Trip on Aludra starting 2010-05-14 in BSAJune10
Plymouth Charter 14th- 16th May 2010 – report by Chris Baxendale
The boat a (Sun Odyssey 37 ALUDRA) was chartered from Liberty Yachts and berthed at Queen Anne’s Battery marina, Plymouth.
Boat’s Scribe: Chris Baxendale
Bob Hayes generously drove Nick Kinsley and myself to Plymouth, leaving Bristol at 3pm we had an uneventful journey down arriving at 6pm; the others had already arrived and stowed their kit plus the stores which had been kindly purchased by Becky.

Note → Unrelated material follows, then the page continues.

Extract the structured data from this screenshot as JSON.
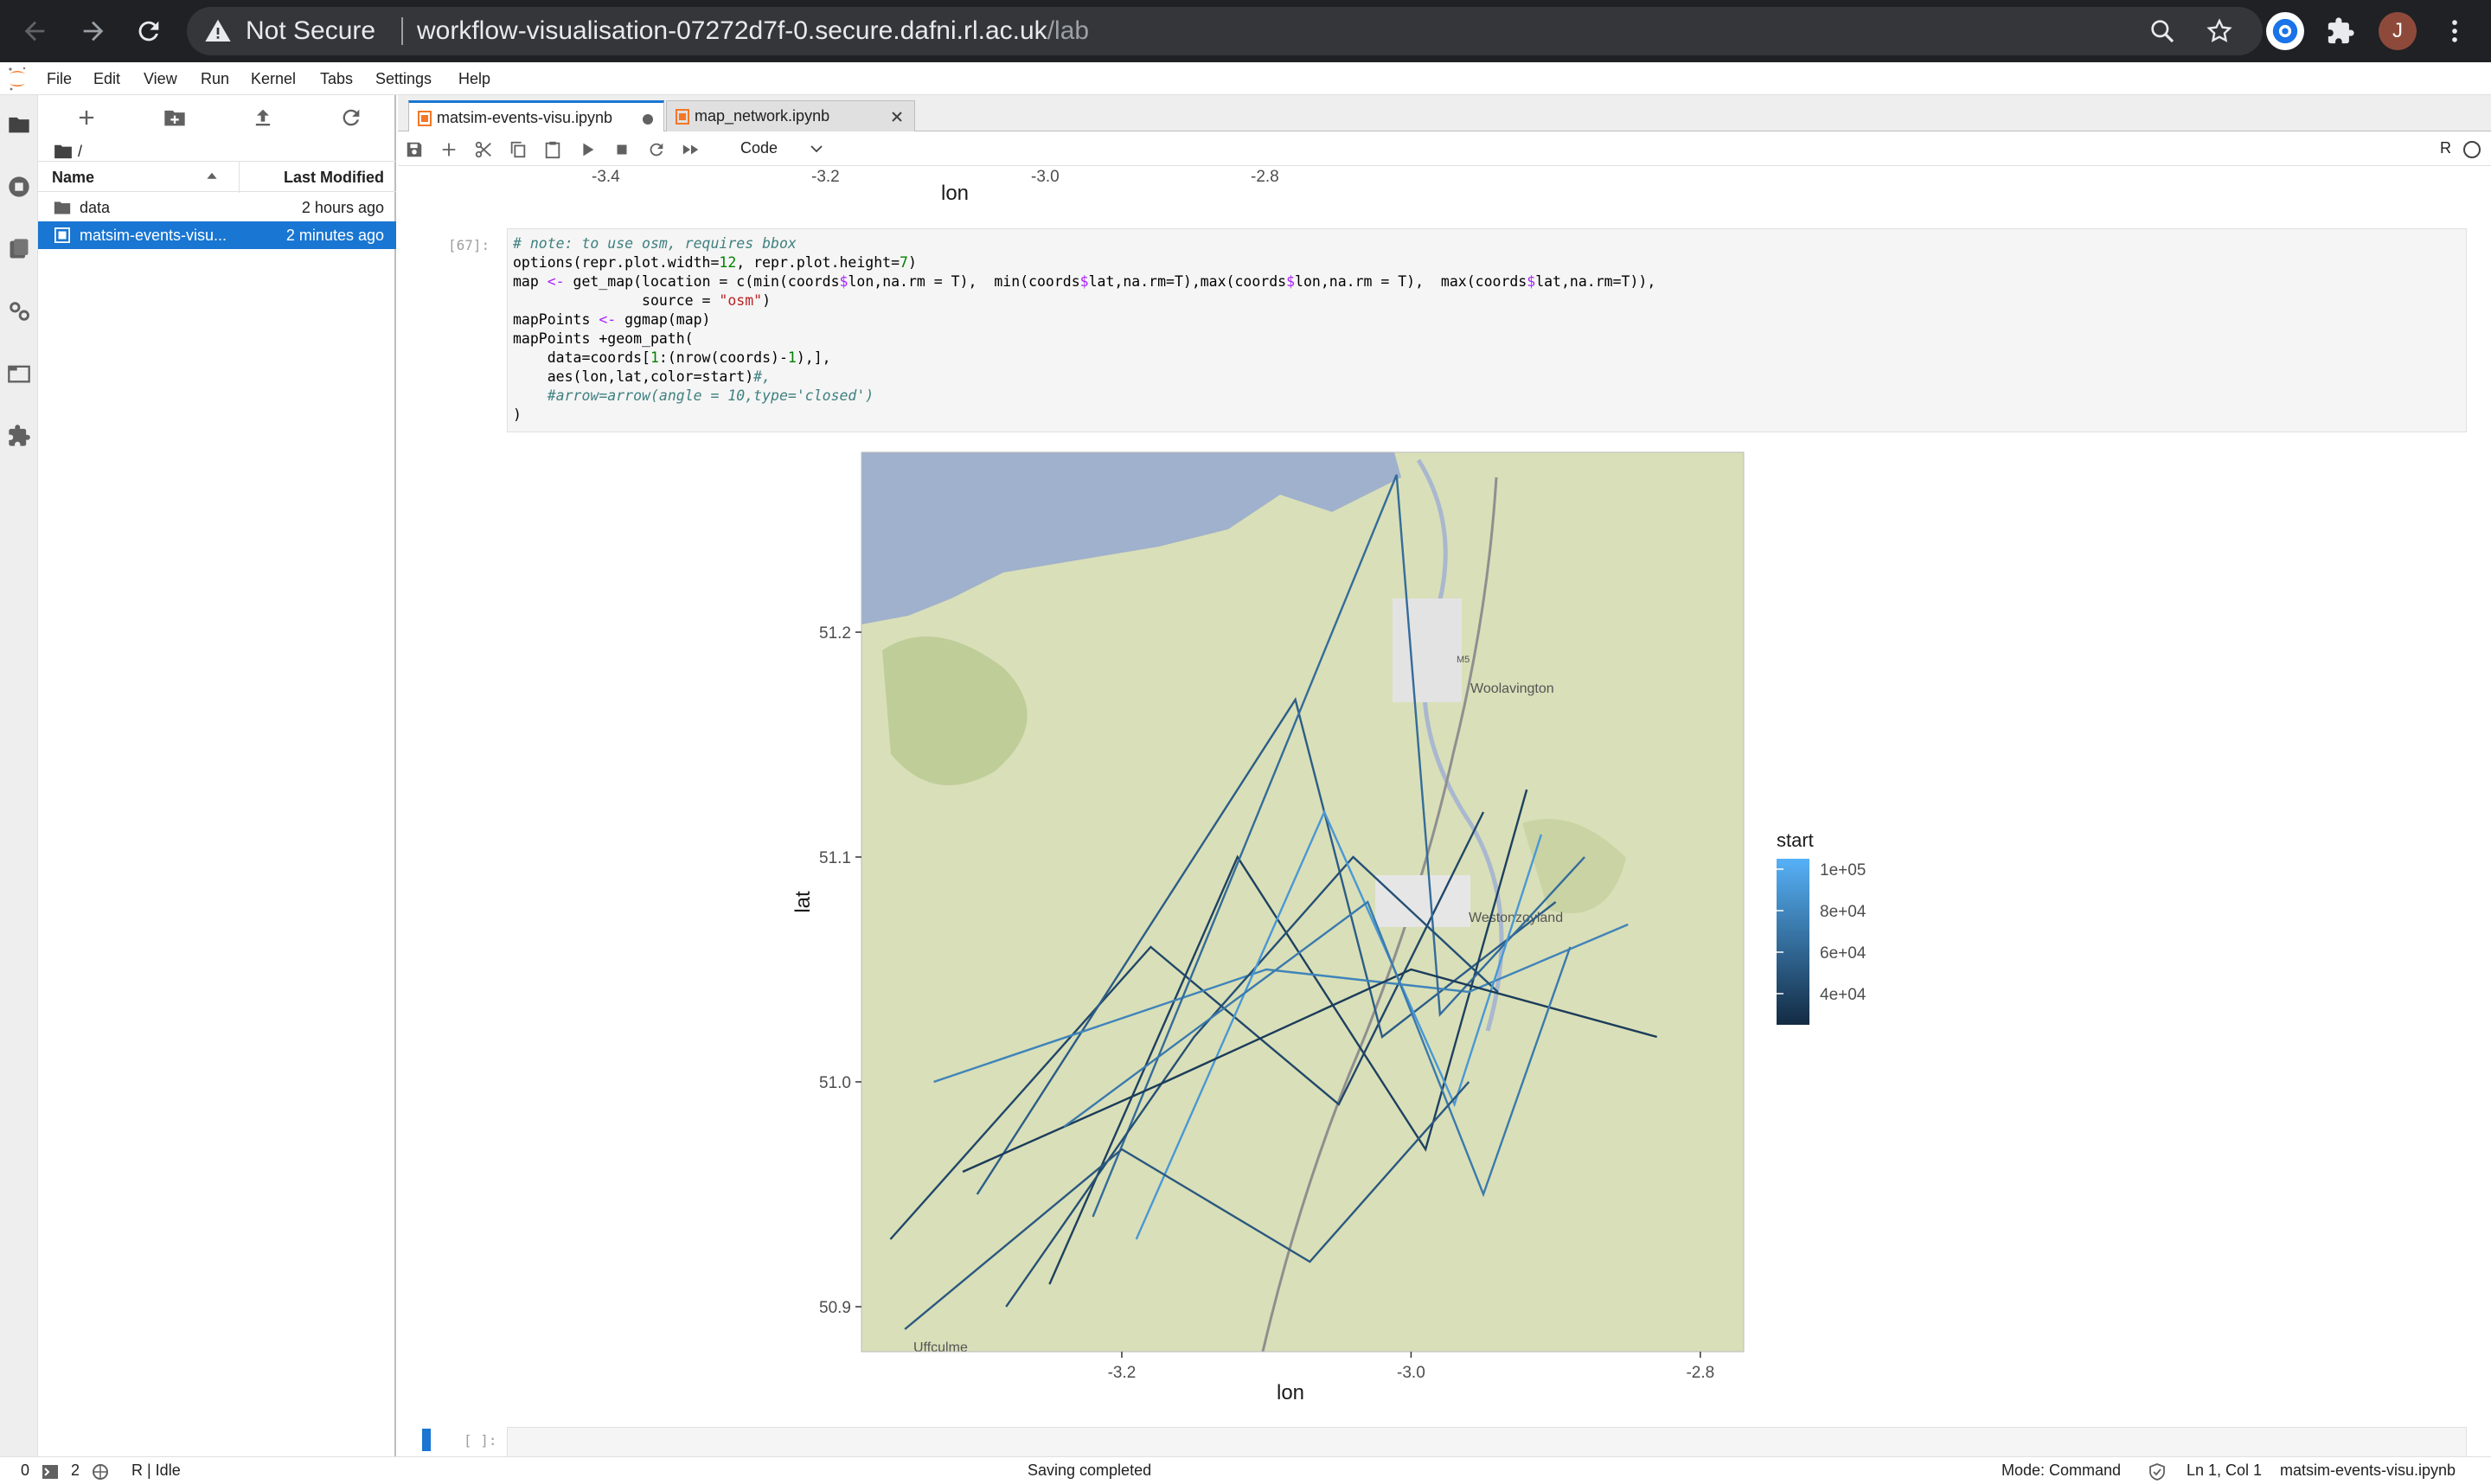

So with gate codes in hand and a rumour that the RWYC were not adverse to visitors using their facilities, we set off for the clubhouse with Claire in the vanguard. On arrival we were greeted by two senior lady members who made us feel very welcome asking us to sign the visitors book and make ourselves at home. So far so good, until Claire in a stage whisper and a voice that could bend steel said “How can I fill in the bloody comments column when I haven’t had a beer yet”? It was in this friendly atmosphere that I found myself press ganged into the office of boat’s scribe by a dastardly ploy, as the most recent member of the crew to have joined the BSA, under said rules, I was duly elected by a six to one majority. For the future, the RWYC club house could prove to be a very good watering hole for visitors, the waitress asked us if we wanted to eat in the restaurant but we explained that Becky had a meal ready for us on board.
The following morning after a full English breakfast and a comprehensive skippers briefing it was agreed that Salcombe rather than Fowey would be our destination, so at 1045 we were able to slip and manoeuvre off the hammerhead end of the pontoon at the entrance to the marina and make our way out into the harbour. Once out we made sail with the intention of using the easterly entrance to the sound but fickle winds said otherwise, Bryan gave orders to “Make for the westerly entrance and waypoint, then hang a left”. With the wind NW about force 2 to 3 we had a gentle passage down to Salcombe on a broad reach. 3pm was the earliest time to be over the bar at the entrance to the estuary; we made the waypoint off Bolt Head by 4pm. Having motored up the river to Salcombe the harbourmaster gave us an option of buoys one of which we moored to in a most seamanlike fashion. Payment of £18 was requested by the authorities at which time Becky bravely offered payment with a slice of fruit cake and a cup of tea, amazingly this was declined by the young lad (no sense of adventure) but it did produce 7 free tokens for the Salcombe yacht club showers (value £2 each).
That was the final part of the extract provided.